Open rate — opens divided by delivered — indicates what portion of recipients found your subject line compelling enough to click. Open rates vary by industry, but 20-25% is often considered healthy for marketing emails.

Clicks count interactions with links in your email. Clicks represent active engagement — someone was interested enough to take action.

Click rate — clicks divided by delivered — shows what portion of all recipients clicked something. This measures overall campaign effectiveness at driving action.

Click-to-open rate — clicks divided by opens — measures how compelling your content was to those who actually opened. A high click-to-open rate with a low open rate suggests your content is strong but your subject line isn't capturing attention.

List Health Metrics

Some metrics reveal the health of your subscriber relationship rather than individual campaign performance.

Unsubscribes count people who opted out after receiving your email. Some unsubscribes are natural — people's interests change. But a spike in unsubscribes signals a problem with that specific email.

Spam reports indicate recipients marking your email as spam rather than unsubscribing normally. Spam reports are serious — too many hurt deliverability for your entire list. Keep spam reports well below 0.1% of sends.

Monitor these metrics for trends.
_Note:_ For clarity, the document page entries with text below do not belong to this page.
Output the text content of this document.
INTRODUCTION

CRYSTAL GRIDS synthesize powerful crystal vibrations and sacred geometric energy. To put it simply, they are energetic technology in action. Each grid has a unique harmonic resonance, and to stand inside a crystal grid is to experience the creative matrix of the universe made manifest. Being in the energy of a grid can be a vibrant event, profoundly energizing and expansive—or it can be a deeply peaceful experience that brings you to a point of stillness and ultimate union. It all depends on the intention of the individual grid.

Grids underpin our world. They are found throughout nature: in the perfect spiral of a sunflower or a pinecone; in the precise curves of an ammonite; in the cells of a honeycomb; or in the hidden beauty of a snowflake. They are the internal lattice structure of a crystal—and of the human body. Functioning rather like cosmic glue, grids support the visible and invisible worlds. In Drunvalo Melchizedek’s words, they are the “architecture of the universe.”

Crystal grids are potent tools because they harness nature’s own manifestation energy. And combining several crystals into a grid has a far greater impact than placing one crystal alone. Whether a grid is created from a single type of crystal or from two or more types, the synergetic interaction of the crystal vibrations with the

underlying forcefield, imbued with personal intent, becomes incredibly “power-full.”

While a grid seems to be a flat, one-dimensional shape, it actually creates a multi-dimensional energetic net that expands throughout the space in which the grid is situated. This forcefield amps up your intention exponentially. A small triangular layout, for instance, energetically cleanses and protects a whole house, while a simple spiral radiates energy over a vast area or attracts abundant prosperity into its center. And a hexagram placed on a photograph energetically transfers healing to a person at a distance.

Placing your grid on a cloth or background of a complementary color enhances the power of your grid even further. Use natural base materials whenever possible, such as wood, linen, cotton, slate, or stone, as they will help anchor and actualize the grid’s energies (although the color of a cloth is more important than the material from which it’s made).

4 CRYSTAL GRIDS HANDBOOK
Gradually increasing unsubscribes or spam reports suggest declining list health or content quality that needs attention.

Campaign Reports

Individual campaign reports provide detailed breakdowns of each send.

Summary metrics give you the overall picture: total sent, opens, clicks, and derived rates.

Click maps show which links received the most clicks. Understanding where people click helps you optimize link placement and calls-to-action.

Device breakdown reveals whether opens came from desktop or mobile. If most of your audience reads on mobile, mobile optimization becomes critical.

Geographic data shows where your engaged subscribers are located. This can inform send timing and content localization.

Optimizing Send Time

Analytics reveal when your audience is most likely to engage.

Best days show which days of the week see highest engagement. You might find that Tuesday sends significantly outperform weekend sends, or the opposite.

Best times identify hours when opens and clicks spike. Morning sends might work for some audiences; evening for others.

Use this data to schedule future campaigns for optimal timing. Rather than guessing when to send, let your audience's behavior guide the decision.

Acting on Analytics

Data without action is just numbers. Use analytics to make better decisions.

Target a 20% open rate minimum. If you're consistently below this, focus on subject line improvement. Test different approaches, lengths, and styles.

Target a 2% click rate minimum. Low clicks despite good opens suggest your content isn't compelling action. Review your calls-to-action and content relevance.

Investigate anomalies. When a campaign performs dramatically better or worse than average, understand why. What was different? Can you replicate successes and avoid failures?

Watch for declining trends. If open rates have dropped steadily over several months, something is changing — list fatigue, content staleness, or deliverability problems. Diagnose and address the trend before it worsens.

Segment based on engagement. Use engagement data to create segments of active and inactive subscribers. Send re-engagement campaigns to inactive subscribers; reward active subscribers with exclusive content.